The main reason why procrastination leads to mental anguish has to do with our beliefs or stories we tell ourselves about how things are “supposed to” be. This is what some psychologists refer to as the “ought self”. We tell ourselves things like “I really ought to write that paper” or “I really ought to start my taxes” or “I really ought to lose some weight”.
While these stories are a generally good thing, the trouble comes when there is a gap between what you think you ought to be doing and what you are actually doing instead (ex: “I ought to be finishing that paper but I’m actually watching Game of Thrones — again”).
Whenever there is a discrepancy between “ought” and “actual”, whenever the math just doesn’t add up in the ol’ brain, we automatically create a story to fill that gap. In other words, we need an explanation for why what ought to happen isn’t what’s actually happening. And this is something most of us do without even thinking about it.
The dark side of procrastination
Unfortunately, in the case of procrastination, the type of stories that automatically fill the “ought” and “actual” gap tend to take the form of guilt, shame, and self loathing which is the perfect environment for our unconscious negative opinions of ourselves to rise to the surface.

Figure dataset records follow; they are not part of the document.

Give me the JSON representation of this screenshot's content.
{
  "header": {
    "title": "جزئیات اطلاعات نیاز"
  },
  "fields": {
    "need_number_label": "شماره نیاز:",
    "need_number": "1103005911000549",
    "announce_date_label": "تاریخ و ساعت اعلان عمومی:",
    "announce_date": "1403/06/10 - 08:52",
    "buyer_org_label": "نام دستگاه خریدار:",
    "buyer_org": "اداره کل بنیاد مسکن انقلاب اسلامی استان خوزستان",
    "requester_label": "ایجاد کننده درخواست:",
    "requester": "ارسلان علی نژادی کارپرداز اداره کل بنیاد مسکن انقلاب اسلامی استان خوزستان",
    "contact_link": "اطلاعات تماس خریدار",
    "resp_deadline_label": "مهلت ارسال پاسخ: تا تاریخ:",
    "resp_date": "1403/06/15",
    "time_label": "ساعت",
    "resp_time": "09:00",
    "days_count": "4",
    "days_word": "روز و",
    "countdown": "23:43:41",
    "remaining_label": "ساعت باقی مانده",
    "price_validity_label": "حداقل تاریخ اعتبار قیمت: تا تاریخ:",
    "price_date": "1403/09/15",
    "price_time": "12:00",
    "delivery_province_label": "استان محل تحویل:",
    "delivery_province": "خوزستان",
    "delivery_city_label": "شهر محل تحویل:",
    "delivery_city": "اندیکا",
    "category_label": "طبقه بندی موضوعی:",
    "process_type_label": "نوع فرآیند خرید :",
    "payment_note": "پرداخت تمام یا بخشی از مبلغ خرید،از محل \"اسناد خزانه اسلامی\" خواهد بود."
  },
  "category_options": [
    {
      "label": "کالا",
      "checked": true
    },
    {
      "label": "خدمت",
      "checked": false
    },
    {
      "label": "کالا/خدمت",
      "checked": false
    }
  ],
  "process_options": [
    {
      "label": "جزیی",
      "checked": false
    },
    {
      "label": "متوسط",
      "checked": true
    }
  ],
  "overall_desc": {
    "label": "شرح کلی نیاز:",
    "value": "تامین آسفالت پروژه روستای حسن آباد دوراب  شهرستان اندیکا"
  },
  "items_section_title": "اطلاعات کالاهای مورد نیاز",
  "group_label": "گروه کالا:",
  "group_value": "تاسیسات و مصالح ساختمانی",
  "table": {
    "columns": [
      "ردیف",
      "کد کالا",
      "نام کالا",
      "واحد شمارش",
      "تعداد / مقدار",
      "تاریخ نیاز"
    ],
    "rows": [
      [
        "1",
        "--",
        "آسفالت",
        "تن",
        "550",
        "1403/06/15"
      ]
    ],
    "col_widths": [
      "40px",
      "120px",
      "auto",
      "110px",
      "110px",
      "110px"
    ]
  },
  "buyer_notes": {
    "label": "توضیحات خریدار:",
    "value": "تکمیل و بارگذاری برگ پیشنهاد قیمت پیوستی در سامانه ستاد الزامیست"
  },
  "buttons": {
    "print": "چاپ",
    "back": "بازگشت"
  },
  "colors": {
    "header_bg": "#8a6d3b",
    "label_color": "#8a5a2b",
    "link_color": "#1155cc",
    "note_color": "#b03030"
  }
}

The whole equation ends up sounding something like this:
“I ought to be finishing that project, but I’m actually hanging out with my friends. Therefore, I’m the worst bastard in the entire universe and my life is going to collapse because I’m a fraud and I knew I was going to screw this up anyways because I always do, and oh my God I wish I would have started this sooner but I’m such a perfectionist that it’s impossible to just throw things together because people who do that are idiots and I don’t even like this project anyways and I wonder if the top of my refrigerator could use a good dusting…”
And the next thing you know, BAM! You’re on procrastination street yet again.
Perhaps that’s a little dramatic, but it’s truly crazy how easily our deepest, most distorted insecurities can leak into our brainwaves when we aren’t doing what we think we ought to be doing.
We end up mentally punishing ourselves in moments when we’re not moving towards that perfect picture we see in our heads and get stuck in the same-old procrastinator’s groove of avoidance, negative self-talk, and frustration.
Don’t fucking beat yourself up
Ok, enough with the psychology lesson. This site is about taking action, right? So let’s talk about what can be done stop the vicious cycle of avoidance, anxiety, guilt, fear, shame and overly strenuous effort.
There are zillions (yes, zillions) of tips, tricks, techniques and tactics for trying to curb procrastination. Just do a Google search for “how to stop procrastinating” (which you’ve obviously already done before — admit it) and you’ll immediately come across a variety of things you can try: Change your surroundings! Make a list! Buy David Allen’s ‘Getting Things Done’! Use Evernote! And so on…
These are great tips, but without the right mindset many of these approaches won’t address the emotional root of your frustration. Even if you do create the world’s greatest email tagging system or the ultimate one-ring-to-rule-them-all to-do list, it won’t mean anything if you keep driving yourself down into the same old muck of self-deprecation and shame without the clarity of mind it takes to actually get yourself back on track and getting shit done.
Before loading up on the tactics, try implementing these 3 simple changes to your mindset:
1. Pay attention!
See if you can recognize when you start launching into automatic, negative, self-talk scripts. A little awareness will go a long way toward
2. Tell it like it is!
Readjust the guilting, shaming, and judgmental narratives in your head by calling your thoughts, behaviors and emotions exactly what they are: thoughts, behaviors and emotions!
3. Stop beating yourself up!
Most importantly, quit treating yourself like a villain. You’ll be much better equipped to change your behavior for the better if you aren’t beating yourself up for what you’re doing — or not doing.
At the end of the day, you simply have too much ass to kick in this life to waste time and energy kicking your own. Remember, this is your story — so tell yourself a good one!